«L'Iran, la mia patria, dovrebbe imparare da Bach, grande maestro di democrazia». Ad auspicare che il musicista tedesco possa insegnare al regime di Ahmadinejad a dialogare con il mondo e a non reprimere le voci della protesta con la violenza è Ramin Bahrami. Il pianista iraniano, classe 1976, vive in Europa da quando aveva 10 anni, ma segue con apprensione la tragica situazione del suo paese. Anche perché ha ferite ancora aperte: il padre ingegnere per lo Scià, venne arrestato dagli ayatollah con l’accusa di essere un oppositore del regime e morì in carcere nel 1991. «Le notizie che arrivano dall’Iran mi fanno soffrire e mi rendono triste perché le repressioni in atto sembrano dire che abbiamo dimenticato la nostra storia millenaria di dialogo e democrazia» dice Bahrami che sabato sarà in concerto a Ponte di Legno. «Sul leggio – racconta orgoglioso – avrò ancora una volta Bach, compagno di viaggio inseparabile e medicina che può lenire le ferite dell’anima».
Scusi, maestro Bahrami, ma cosa c’entra il musicista tedesco con il regime di Ahmadinejad che tiene in scacco l’Iran?Glielo spiego con l’esempio delle
Suite francesi, che sto studiando in questo periodo: la partitura è una sorta di parlamento europeo musicale dove Bach ha messo danze di vari paesi. E se una danza non funziona, non funziona tutto il brano. Se una voce stona, allora tutta va in frantumi. Bach insegna che tutti hanno il diritto di vivere e di coesistere in pace.
Perché questa lezione possa essere compresa lei sarebbe disposto a tornare a suonare a Teheran?Sarebbe il mio modo di protestare. Pacificamente, senza armi, come fanno i miei connazionali che manifestano attraverso il silenzio che da’ tremendamente fastidio e al quale i capi supremi rispondono con la violenza. La situazione è molto più grave di quello che si può pensare: da noi arriva una minima parte di quello che accade. E purtroppo ormai, spenti i riflettori dei primi giorni, molti media hanno messo in secondo piano le notizie che arrivano dall’Iran. Io ho un fratello che abita a Teheran e mi racconta di scenari sconvolgenti. L’Occidente deve capire che questa gente muore innocente e condannare con fermezza il governo di Ahmadinejad.

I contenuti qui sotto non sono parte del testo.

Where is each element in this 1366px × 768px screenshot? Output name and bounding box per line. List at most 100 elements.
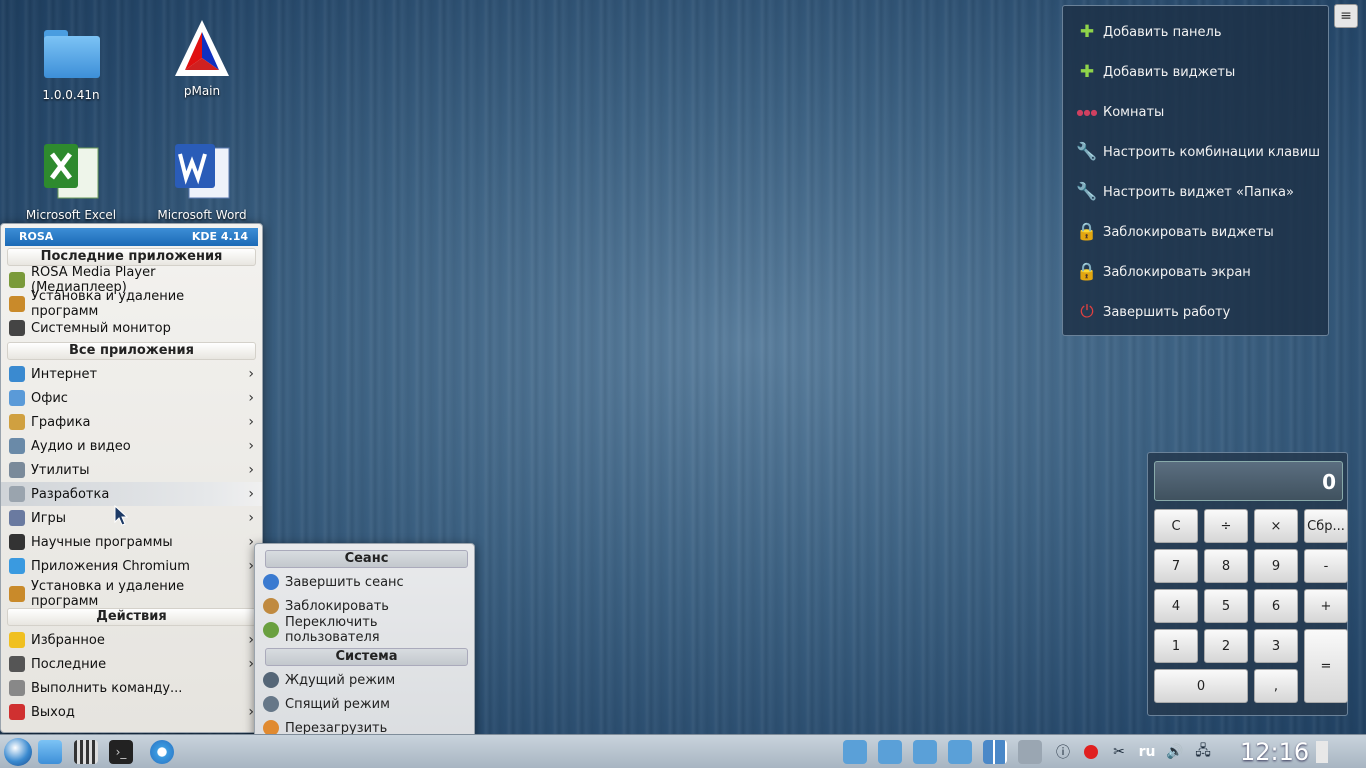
toolbox-item-label: Заблокировать экран (1103, 264, 1251, 280)
toolbox-item-label: Завершить работу (1103, 304, 1231, 320)
calculator-button[interactable]: C (1154, 509, 1198, 543)
menu-item-label: Установка и удаление программ (31, 579, 185, 609)
category-icon (9, 438, 25, 454)
action-item[interactable]: Выход › (1, 700, 262, 724)
power-icon: ⏻ (1080, 302, 1094, 322)
calculator-button[interactable]: × (1254, 509, 1298, 543)
toolbox-toggle-icon[interactable]: ≡ (1334, 4, 1358, 28)
session-item[interactable]: Переключить пользователя (255, 615, 474, 645)
system-item[interactable]: Ждущий режим (255, 668, 474, 692)
session-icon (263, 598, 279, 614)
toolbox-item-label: Добавить виджеты (1103, 64, 1236, 80)
category-item[interactable]: Аудио и видео › (1, 434, 262, 458)
record-icon[interactable] (1080, 741, 1102, 763)
desktop-icon-pmain[interactable]: pMain (152, 18, 252, 98)
calculator-button[interactable]: Сбр... (1304, 509, 1348, 543)
desktop-icon-folder[interactable]: 1.0.0.41n (21, 22, 121, 102)
calculator-button[interactable]: - (1304, 549, 1348, 583)
menu-item-label: Приложения Chromium (31, 558, 190, 574)
chevron-right-icon: › (248, 462, 254, 478)
toolbox-item[interactable]: ✚ Добавить виджеты (1063, 52, 1328, 92)
power-state-icon (263, 672, 279, 688)
calculator-button[interactable]: 1 (1154, 629, 1198, 663)
plus-icon: ✚ (1079, 62, 1095, 82)
volume-icon[interactable]: 🔊 (1164, 741, 1186, 763)
menu-item-label: Графика (31, 414, 91, 430)
clipboard-scissors-icon[interactable]: ✂ (1108, 741, 1130, 763)
category-item[interactable]: Игры › (1, 506, 262, 530)
plus-icon: ✚ (1079, 22, 1095, 42)
calculator-button[interactable]: 0 (1154, 669, 1248, 703)
taskbar: ›_ ⓘ ✂ ru 🔊 🖧 12:16 (0, 734, 1366, 768)
category-item[interactable]: Офис › (1, 386, 262, 410)
terminal-icon[interactable]: ›_ (109, 740, 133, 764)
toolbox-item[interactable]: ✚ Добавить панель (1063, 12, 1328, 52)
toolbox-item[interactable]: 🔧 Настроить виджет «Папка» (1063, 172, 1328, 212)
calculator-button[interactable]: = (1304, 629, 1348, 703)
toolbox-item[interactable]: ⏻ Завершить работу (1063, 292, 1328, 332)
calculator-button[interactable]: 9 (1254, 549, 1298, 583)
panel-settings-icon[interactable] (1316, 741, 1328, 763)
calculator-button[interactable]: 8 (1204, 549, 1248, 583)
camera-icon[interactable] (843, 740, 867, 764)
calculator-button[interactable]: 7 (1154, 549, 1198, 583)
camera-icon[interactable] (913, 740, 937, 764)
calculator-display: 0 (1154, 461, 1343, 501)
category-item[interactable]: Утилиты › (1, 458, 262, 482)
keyboard-layout-indicator[interactable]: ru (1136, 741, 1158, 763)
calculator-button[interactable]: 6 (1254, 589, 1298, 623)
wrench-icon: 🔧 (1076, 142, 1098, 162)
chevron-right-icon: › (248, 510, 254, 526)
calculator-button[interactable]: 3 (1254, 629, 1298, 663)
toolbox-item[interactable]: 🔒 Заблокировать экран (1063, 252, 1328, 292)
rosa-launcher-icon[interactable] (4, 738, 32, 766)
power-state-icon (263, 696, 279, 712)
menu-item-label: Последние (31, 656, 107, 672)
clock[interactable]: 12:16 (1240, 738, 1309, 766)
chromium-icon[interactable] (150, 740, 174, 764)
action-item[interactable]: Выполнить команду... (1, 676, 262, 700)
lock-icon: 🔒 (1076, 222, 1098, 242)
session-item[interactable]: Завершить сеанс (255, 570, 474, 594)
action-item[interactable]: Избранное › (1, 628, 262, 652)
info-icon[interactable]: ⓘ (1052, 741, 1074, 763)
file-manager-icon[interactable] (38, 740, 62, 764)
menu-brand: ROSA (19, 230, 54, 243)
action-icon (9, 656, 25, 672)
calculator-button[interactable]: 2 (1204, 629, 1248, 663)
recent-app-item[interactable]: Системный монитор (1, 316, 262, 340)
category-item[interactable]: Приложения Chromium › (1, 554, 262, 578)
menu-item-install-remove[interactable]: Установка и удаление программ (1, 579, 262, 609)
category-item[interactable]: Интернет › (1, 362, 262, 386)
toolbox-item[interactable]: 🔧 Настроить комбинации клавиш (1063, 132, 1328, 172)
category-icon (9, 390, 25, 406)
wrench-icon: 🔧 (1076, 182, 1098, 202)
calculator-button[interactable]: 4 (1154, 589, 1198, 623)
calendar-icon[interactable] (74, 740, 98, 764)
system-header: Система (265, 648, 468, 666)
category-item[interactable]: Разработка › (1, 482, 262, 506)
menu-item-label: Интернет (31, 366, 98, 382)
menu-titlebar: ROSA KDE 4.14 (5, 228, 258, 246)
calculator-button[interactable]: ÷ (1204, 509, 1248, 543)
camera-icon[interactable] (878, 740, 902, 764)
network-icon[interactable]: 🖧 (1192, 741, 1214, 763)
session-header: Сеанс (265, 550, 468, 568)
action-item[interactable]: Последние › (1, 652, 262, 676)
pager-icon[interactable] (983, 740, 1007, 764)
toolbox-item[interactable]: 🔒 Заблокировать виджеты (1063, 212, 1328, 252)
recent-app-item[interactable]: Установка и удаление программ (1, 289, 262, 319)
desktop-icon-word[interactable]: Microsoft Word (152, 142, 252, 222)
calculator-button[interactable]: 5 (1204, 589, 1248, 623)
toolbox-item[interactable]: ●●● Комнаты (1063, 92, 1328, 132)
calculator-button[interactable]: + (1304, 589, 1348, 623)
desktop-icon-excel[interactable]: Microsoft Excel (21, 142, 121, 222)
system-item[interactable]: Спящий режим (255, 692, 474, 716)
category-item[interactable]: Научные программы › (1, 530, 262, 554)
camera-icon[interactable] (948, 740, 972, 764)
calculator-button[interactable]: , (1254, 669, 1298, 703)
category-item[interactable]: Графика › (1, 410, 262, 434)
menu-item-label: Научные программы (31, 534, 173, 550)
app-icon (9, 320, 25, 336)
devices-icon[interactable] (1018, 740, 1042, 764)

Ma sono molte le voci di condanna che si sono levate in questi mesi.Non sono sufficienti. Occorre che il mondo che crede nel bene si unisca per fare qualcosa. Occorre essere fino in fondo cristiani, musulmani, ebrei e dare un significato concreto alla parola solidarietà. La fede come la cultura è una delle poche ancore di salvezza in un mondo ormai in frantumi. Credo profondamente in questo e intendo il mio essere musicista come una missione, come un modo per condividere con i miei simili valori importanti. Ma tante volte mi sento solo in questa battaglia perché sono in molti a fare musica per se stessi, trasformando concerti e dischi in un’esperienza di egoismo e pura acrobazia.
Dicendo acrobazia allude all’esercito di pianisti cinesi che sta colonizzando l’Occidente?Il fenomeno in sé è splendido perché il fatto che ci siano tanti fratelli dell’Estremo Oriente che si interessano alla nostra cultura non può che essere positivo. Occorre, però, evitare che questo diventi un fenomeno da circo. Suonare il pianoforte non è una sfida a videogame, non deve diventare un esercizio ginnico dove si fa a gara per vedere chi è il più bravo. Un musicista che sale su un palco per far vedere cosa è capace di fare (e le assicuro che oggi sono in molti) ha perso di vista la propria missione, quella, cioè di trasmettere alle generazioni di oggi i valori che i giganti della musica hanno messo nelle loro partiture.
Secondo lei qual è la causa di questa situazione negativa?Vogliono tutti puntare sul facile profitto. Anche nella musica c’è troppo commercio inutile che rischia di mettere in un angolo gli artisti veri a favore di fenomeni dei quali presto il pubblico si stanca. Ma voglio vedere anche il lato positivo del fenomeno. Il fatto che ci sia in giro molta musica potrebbe far sì che un domani negli ascensori degli alberghi, nei bar, in metropolitana ci siano Mozart o Beethoven invece di certe pessime melodie che si ascoltano troppo spesso oggi.